I took the easy route, knowing there was a low probability of success. I ordered a T9 LED light what would be an almost drop in replacement for the tube and "electronic ballast" (aka switch mode power supply) in my now-disassembled bench lamp. It arrived tonight and, indeed, it would be an easy replacement. It even came with clips to hold the light in the fixture.
This is what I was talking about before. No matter WHAT LED light source you use, you WILL have to build your own nice, quiet, resistor-ballast linear power supply for it. There pretty much is NO SUCH THING as a "quiet" LED power supply; the entire industry, and all the specialty silicon that has evolved around it, is based on modular CC buck converters using PWM regulation.

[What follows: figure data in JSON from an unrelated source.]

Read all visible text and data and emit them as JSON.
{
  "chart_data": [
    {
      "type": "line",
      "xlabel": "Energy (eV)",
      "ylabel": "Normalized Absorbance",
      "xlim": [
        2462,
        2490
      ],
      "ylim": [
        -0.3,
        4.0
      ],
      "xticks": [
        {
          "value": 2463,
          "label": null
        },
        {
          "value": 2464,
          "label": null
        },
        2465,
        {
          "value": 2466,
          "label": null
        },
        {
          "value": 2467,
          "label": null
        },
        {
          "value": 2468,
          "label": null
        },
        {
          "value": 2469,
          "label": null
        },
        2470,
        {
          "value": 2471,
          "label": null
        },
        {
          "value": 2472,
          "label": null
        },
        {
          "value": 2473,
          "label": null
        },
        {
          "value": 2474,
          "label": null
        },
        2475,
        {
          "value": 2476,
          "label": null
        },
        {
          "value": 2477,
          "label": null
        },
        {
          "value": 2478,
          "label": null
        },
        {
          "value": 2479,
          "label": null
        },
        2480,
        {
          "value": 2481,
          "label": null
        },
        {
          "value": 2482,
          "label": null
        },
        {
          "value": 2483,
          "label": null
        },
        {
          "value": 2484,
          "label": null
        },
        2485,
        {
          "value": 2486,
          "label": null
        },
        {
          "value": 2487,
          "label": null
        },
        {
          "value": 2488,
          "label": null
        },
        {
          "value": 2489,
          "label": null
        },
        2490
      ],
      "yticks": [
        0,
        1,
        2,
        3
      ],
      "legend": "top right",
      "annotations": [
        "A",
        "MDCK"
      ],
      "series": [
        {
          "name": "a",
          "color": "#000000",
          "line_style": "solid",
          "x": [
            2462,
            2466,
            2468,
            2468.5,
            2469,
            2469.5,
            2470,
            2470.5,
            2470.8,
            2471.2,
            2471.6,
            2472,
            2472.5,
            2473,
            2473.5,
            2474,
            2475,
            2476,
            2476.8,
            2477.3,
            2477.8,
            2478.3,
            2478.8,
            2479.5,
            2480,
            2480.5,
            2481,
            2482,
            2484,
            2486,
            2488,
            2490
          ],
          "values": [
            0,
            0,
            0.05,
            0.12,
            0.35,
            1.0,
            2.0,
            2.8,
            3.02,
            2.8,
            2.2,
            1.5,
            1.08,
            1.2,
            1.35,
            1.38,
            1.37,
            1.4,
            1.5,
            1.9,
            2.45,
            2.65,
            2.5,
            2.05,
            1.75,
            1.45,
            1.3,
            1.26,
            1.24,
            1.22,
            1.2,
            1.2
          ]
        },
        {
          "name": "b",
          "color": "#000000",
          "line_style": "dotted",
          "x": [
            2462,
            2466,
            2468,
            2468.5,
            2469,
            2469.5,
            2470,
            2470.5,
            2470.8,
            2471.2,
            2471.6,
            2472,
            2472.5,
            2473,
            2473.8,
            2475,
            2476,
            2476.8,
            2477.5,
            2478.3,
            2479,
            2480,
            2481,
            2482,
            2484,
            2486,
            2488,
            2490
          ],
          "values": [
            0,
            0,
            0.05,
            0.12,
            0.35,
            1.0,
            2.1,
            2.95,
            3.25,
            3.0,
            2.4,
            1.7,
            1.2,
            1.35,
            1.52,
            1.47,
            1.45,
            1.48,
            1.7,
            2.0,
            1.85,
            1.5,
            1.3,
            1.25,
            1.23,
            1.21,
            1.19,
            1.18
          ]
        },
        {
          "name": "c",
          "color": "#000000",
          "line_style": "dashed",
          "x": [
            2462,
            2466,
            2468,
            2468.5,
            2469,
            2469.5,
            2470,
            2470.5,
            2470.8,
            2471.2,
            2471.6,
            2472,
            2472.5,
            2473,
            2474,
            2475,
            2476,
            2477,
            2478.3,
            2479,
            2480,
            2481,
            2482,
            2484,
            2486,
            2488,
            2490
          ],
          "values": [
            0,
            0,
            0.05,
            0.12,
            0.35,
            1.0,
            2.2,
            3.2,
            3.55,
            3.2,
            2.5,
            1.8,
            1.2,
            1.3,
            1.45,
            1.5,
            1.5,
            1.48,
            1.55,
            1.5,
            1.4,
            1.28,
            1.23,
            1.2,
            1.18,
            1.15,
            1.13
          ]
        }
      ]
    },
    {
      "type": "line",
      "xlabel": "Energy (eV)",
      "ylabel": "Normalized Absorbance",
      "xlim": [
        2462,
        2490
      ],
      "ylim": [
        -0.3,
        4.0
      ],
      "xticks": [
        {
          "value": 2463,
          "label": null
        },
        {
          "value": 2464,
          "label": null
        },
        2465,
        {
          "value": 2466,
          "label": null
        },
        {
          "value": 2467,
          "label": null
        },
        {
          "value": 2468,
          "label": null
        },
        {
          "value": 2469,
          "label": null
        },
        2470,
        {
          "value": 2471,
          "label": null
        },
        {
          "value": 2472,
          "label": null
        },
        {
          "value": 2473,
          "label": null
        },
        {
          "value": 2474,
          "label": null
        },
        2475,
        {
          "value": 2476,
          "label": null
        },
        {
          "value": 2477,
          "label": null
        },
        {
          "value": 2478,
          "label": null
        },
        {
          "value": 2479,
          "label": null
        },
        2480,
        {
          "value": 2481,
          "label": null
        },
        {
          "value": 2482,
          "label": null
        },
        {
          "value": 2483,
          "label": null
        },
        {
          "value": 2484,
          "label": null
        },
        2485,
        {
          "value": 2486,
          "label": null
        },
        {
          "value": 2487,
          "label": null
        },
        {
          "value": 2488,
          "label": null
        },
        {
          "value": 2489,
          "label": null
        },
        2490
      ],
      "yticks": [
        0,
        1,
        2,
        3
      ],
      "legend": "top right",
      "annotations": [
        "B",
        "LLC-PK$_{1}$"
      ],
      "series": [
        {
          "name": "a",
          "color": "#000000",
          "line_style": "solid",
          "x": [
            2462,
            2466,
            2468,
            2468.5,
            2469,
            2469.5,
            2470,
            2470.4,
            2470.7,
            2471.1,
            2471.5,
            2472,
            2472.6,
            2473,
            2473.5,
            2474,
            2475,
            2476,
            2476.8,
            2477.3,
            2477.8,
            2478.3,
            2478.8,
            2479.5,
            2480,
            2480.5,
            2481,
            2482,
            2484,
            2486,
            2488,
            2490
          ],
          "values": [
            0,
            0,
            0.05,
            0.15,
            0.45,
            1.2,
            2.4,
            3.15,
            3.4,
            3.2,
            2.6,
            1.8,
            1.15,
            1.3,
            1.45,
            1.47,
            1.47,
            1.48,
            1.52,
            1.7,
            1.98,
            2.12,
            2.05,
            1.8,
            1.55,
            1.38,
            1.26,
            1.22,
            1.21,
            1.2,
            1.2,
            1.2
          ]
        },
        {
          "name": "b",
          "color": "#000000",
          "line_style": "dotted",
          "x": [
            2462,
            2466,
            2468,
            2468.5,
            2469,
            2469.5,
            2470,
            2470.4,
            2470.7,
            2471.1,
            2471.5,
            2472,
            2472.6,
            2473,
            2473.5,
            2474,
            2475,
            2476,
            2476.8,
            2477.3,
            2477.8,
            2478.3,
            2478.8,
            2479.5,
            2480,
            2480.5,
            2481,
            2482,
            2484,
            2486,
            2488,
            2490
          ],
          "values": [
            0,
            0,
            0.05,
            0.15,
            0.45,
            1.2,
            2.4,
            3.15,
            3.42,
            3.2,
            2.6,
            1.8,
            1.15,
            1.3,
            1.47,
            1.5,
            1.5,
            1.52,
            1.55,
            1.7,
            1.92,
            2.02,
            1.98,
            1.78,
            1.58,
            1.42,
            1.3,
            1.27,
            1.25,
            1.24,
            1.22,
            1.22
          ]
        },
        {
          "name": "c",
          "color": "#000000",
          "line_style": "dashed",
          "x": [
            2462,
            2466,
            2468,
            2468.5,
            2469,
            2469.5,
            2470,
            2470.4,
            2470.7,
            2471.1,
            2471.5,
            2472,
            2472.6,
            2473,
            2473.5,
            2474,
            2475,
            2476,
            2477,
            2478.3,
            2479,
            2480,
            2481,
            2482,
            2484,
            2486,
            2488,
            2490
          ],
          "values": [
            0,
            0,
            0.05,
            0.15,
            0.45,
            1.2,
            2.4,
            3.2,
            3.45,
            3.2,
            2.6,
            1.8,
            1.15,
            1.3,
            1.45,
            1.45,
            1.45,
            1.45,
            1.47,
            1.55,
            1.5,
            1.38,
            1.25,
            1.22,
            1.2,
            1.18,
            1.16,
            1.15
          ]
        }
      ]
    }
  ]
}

Don't send it back; gut it and do the job you know you need to do anyways.
mnem
"Don't turn it on; take it apart!"
* worsthorse hangs his head in shame
I know, I know. I was being hopeful and lazy (note the statement in my original post,
I took the easy route, knowing there was a low probability of success). If it worked, problem solved, and on to something more interesting. Plus
amazon returns. The light I bought is glued together; getting to the supply will destroy the case, which is the reason I decided to try it. So now to order something with a supply I can easily remove or to build something from scratch.
edit: that said, the sheer
level of RF noise this particular LED supply put out was quite impressive. i've seen noisy LED supplies but nothing quite like this. it was worth trying it out just to see how bad it could get.